Тридцать четыре зайца. Глава 12
РЕВИЗОР МАХНОВЕЦ
Между тем, на стыковой станции Свирь в «хвостовой» вагон сели два ревизора, не замеченные ни студентами, ни многоопытной Крапивкиной. Поезд стоял полчаса, здесь производилась смена электровозов, и Любка прошлась вдоль выстроившихся на перроне бабушек, предлагающих нехитрую, но вкусную снедь: варёную молодую картошку, яйца, малосольные огурцы, вяленую корюшку, фрукты и ягоды. Пока она торговалась и расплачивалась за продукты, дверь оставалась без присмотра — Еремеев крепко спал после дежурства. «Внезапники», зайдя в вагон, подёргали закрытые на замки двери проводников «хвоста» и, не задерживаясь, сразу прошли в шестнадцатый «плацкарт».
Павло Клапиюк открыл дверь, спустился на низкую платформу и принялся занудно торговаться, покупая у старушки сало и помидоры. В этот момент в его вагон заскочили две шустрые тётки с большими кошёлками. Они двинулись по коридору, громко выкрикивая:
— Покупаем огурчики, картошечку вкусную, яички варёные!

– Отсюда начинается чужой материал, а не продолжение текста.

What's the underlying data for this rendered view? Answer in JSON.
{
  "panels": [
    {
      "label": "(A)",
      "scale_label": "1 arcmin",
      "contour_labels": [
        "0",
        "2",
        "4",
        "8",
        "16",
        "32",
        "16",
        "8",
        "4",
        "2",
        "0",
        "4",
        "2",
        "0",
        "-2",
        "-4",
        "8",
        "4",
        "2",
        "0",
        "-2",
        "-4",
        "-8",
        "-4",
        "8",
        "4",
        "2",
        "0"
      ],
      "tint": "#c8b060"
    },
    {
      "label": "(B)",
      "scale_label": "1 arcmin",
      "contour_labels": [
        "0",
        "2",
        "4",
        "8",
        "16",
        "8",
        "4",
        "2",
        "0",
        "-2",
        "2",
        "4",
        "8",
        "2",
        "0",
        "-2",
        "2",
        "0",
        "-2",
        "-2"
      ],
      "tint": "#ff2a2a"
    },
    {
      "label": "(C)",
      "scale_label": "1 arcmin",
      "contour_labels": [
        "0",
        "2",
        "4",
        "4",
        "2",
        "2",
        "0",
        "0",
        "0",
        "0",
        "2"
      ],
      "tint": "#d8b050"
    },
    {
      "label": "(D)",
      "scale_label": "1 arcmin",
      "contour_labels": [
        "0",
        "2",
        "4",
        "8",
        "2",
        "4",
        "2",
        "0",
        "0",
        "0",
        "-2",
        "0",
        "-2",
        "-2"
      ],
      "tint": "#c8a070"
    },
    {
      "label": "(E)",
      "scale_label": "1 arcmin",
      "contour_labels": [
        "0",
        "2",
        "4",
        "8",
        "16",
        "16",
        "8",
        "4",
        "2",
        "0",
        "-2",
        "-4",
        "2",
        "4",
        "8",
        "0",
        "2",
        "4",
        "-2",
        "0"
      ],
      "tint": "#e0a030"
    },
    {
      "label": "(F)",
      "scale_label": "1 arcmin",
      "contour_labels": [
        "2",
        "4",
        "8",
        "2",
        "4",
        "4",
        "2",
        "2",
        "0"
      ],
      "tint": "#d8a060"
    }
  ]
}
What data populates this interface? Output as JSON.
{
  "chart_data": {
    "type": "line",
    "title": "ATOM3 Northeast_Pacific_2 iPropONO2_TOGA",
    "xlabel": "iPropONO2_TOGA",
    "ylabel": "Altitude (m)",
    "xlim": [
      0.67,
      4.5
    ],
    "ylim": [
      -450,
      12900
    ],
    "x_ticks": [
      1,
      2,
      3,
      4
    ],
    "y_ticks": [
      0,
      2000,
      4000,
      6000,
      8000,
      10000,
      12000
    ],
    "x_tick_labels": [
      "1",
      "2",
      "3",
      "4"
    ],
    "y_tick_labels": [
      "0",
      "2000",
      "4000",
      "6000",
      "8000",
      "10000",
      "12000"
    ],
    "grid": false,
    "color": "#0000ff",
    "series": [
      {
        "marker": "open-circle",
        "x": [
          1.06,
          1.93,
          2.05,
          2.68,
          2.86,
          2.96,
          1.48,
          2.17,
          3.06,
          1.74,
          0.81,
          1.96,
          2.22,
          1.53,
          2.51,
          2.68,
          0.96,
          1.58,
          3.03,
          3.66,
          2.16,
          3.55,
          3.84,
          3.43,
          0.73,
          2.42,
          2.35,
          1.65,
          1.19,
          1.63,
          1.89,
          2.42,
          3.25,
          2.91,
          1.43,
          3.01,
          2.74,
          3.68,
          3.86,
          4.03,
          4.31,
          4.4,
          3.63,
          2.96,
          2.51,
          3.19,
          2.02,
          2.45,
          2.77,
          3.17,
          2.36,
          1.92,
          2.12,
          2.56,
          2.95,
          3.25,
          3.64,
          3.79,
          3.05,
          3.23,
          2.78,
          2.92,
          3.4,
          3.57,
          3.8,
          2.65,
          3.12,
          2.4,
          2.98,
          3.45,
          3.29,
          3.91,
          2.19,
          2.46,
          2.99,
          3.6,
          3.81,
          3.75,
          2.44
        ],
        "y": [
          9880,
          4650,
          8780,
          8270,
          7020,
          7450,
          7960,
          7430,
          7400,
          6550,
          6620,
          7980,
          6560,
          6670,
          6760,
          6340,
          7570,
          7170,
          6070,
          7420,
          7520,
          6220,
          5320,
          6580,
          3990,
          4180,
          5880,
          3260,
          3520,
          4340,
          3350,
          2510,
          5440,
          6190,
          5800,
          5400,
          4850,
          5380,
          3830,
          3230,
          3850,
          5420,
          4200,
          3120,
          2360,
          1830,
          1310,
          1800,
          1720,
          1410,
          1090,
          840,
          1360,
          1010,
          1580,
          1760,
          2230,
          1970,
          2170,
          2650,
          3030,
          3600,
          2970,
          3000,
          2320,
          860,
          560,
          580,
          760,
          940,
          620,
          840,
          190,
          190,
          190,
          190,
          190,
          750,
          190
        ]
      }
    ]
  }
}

— Кому ягоды, малинку, вишни, яблочки!
Павло, выгодно купив большой шмат сала и три килограмма вкусно пахнувших помидоров, вернулся к себе. В косом коридорчике, рядом со «служебкой» тётки деловито продавали его пассажирам содержимое кошёлок. От такой наглости он на мгновение потерял дар речи, затем схватил ближнюю женщину за руку и строго спросил:
— А шо цэ таке? Хто разрешил торгуваты?
— Парень, не ругайся. Мы недолго, пройдёмся по вагону и выйдем. На вот, возьми яблочко, — тётка сунула проводнику большое полосатое яблоко.
— Та вы шо, яке яблучко, гроши давайте.
— Да где же их взять, гроши? Мы почти ничего пока и не наторговали.
В этот момент вагон слегка вздрогнул, состав тронулся, и тётки, похватав корзины, ринулись наружу, на ходу прыгая со ступенек. Одна из них, не устояв, повалилась на бок, корзина перевернулась, и по платформе покатились полосатые яблоки.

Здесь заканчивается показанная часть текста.